To this day, the one food Brad can’t bring himself to eat is the delicacy of duck brain, reserved for the guest of honor, and eaten right from the duck’s skull. “The last time I was offered it I again had to decline. I’m sure it would have been fine,” said Brad. “But there was something about it, I just couldn’t bring myself to. I apologized and said I couldn’t. It ended up being fine. The wife of my host loved the delicacy and was thrilled to be able to have it!”

Shiny stainless-steel trays in a glass display hold many types of cooked meat.
In a busy market, a vendor sells many types of meat.

China’s regional similarities

China is huge. The municipality of Chongqing has nearly the same number of people as the country of Canada. The many threads spread of geography, history, and people in each area are woven into a diverse textured pattern of language, culture, and food made up of 1.2 billion people.

Regional customs are evident in all the places Brad has travelled. Yet there are a few things that seem similar throughout the country.

“Our hosts are working to make us comfortable and show that they’re doing well. Everywhere I’ve gone, the banquets they put on are bountiful,” Brad says. “There’s so much food. You have to pace yourself, because if your plate empties, someone will put more food on it!”

In many locations, business meals happen in private rooms. There might be several such private rooms on each corridor, each with their own party. A round table sits in the center of the room. “The tables have lazy-Susans, so that shared dishes can be easily circled around. I try everything and figure out what I like, and if I’m not feeling adventurous I just watch for my favorites to come around again.”

A round table surrounded by plush chairs with a lazy-Susan in the middle shows the remains of a large meal.
Shared meals are a universal way of building relationships.

Regardless of the types of food, the focus on relationship around a generous table is the same.

Another consistent part of the business meal is the tradition of drinking. This is not quite the same as the pub culture of the UK or the cocktail culture of North America. Alcohol is brought out as a way of celebrating and creating connection. New Years, weddings, and business meals all have traditions associated with alcohol.

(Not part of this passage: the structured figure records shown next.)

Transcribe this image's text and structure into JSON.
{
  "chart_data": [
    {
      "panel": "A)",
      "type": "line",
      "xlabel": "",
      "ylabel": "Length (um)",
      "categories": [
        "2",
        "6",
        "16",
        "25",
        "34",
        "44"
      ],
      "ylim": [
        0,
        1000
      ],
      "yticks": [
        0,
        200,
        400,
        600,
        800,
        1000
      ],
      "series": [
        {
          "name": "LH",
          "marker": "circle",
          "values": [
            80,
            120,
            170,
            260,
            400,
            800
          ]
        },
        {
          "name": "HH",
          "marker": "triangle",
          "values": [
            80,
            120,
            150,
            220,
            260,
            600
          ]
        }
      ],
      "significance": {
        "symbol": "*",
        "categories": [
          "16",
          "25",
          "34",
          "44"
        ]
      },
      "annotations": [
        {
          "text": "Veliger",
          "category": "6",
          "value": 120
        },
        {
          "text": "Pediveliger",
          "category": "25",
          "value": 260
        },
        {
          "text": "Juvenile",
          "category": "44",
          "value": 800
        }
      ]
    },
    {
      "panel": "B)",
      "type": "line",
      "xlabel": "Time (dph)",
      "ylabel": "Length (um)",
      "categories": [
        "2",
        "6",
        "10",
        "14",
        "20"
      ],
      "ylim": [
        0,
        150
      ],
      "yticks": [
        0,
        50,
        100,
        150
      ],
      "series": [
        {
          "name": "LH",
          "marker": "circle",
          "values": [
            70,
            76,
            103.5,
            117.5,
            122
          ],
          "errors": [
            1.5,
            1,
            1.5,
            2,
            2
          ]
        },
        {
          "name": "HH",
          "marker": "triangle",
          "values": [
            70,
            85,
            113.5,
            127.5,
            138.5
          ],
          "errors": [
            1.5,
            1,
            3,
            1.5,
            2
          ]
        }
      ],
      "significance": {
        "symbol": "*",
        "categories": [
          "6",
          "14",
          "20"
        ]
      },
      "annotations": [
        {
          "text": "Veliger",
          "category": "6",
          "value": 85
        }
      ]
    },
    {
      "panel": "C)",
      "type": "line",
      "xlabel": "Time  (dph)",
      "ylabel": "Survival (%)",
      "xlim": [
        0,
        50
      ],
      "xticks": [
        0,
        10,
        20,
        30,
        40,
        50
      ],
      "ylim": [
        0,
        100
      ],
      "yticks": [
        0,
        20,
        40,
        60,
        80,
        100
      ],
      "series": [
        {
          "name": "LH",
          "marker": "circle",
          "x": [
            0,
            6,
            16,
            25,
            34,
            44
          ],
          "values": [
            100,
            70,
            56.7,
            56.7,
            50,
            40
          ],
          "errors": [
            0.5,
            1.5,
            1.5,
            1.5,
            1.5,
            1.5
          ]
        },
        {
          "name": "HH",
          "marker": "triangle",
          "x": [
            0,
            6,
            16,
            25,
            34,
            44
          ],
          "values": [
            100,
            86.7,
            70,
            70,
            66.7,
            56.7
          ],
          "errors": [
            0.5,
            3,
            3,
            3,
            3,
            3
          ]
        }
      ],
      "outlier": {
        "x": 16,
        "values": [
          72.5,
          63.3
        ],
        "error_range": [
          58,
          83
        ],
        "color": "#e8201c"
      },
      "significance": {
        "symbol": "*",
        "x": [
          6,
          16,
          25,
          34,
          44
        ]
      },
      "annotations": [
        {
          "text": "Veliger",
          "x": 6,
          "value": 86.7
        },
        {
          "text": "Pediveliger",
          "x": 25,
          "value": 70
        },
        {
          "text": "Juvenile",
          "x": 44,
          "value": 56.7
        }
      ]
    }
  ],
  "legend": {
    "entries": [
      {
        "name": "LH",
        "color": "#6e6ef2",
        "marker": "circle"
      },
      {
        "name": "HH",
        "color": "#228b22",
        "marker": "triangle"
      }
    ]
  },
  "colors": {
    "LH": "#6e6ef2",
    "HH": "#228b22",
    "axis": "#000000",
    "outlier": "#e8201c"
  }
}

“There’s a high-test Chinese wine that’s been offered everywhere I go. You sip it over the evening, but there is also a toasting tradition of drinking it all it all at once, offering the salut of ‘ganbei!’ along with your hosts. This is like saying ‘bottom’s up!’ It’s probably 120-proof. Very potent. You’ll have a driver who isn’t drinking, and they’ll usually toast with water: if you don’t want to drink, you can toast with water, too.”

Brad shakes his head with some wonder. “In several of the restaurants our waitress has also come around and had these drinks—one with each of us!”

Creating connections across the globe

Over the past two decades, Reliance Foundry has moved entirely to contract manufacture with partners in many jurisdictions all over the world. Brad still travels to vendors to continue to keep an eye on quality and consistency, and although the long days are sometimes a challenge, the transition between cultures is not.

Reliance Foundry has a long tradition locally, with almost a century of good relationships between other foundry owners and client groups. As a small family manufacturer, something similar to guanxi underwrote those networks: getting to know each other, and working together, over the years. Learning how to make those connections across the globe and across language barriers in the end was a lot less foreign, and a lot less nerve-wracking for Brad, than it first seemed it would be. Building a mutually-beneficial business relationship based on honor, reciprocity, and good practice made him feel right at home.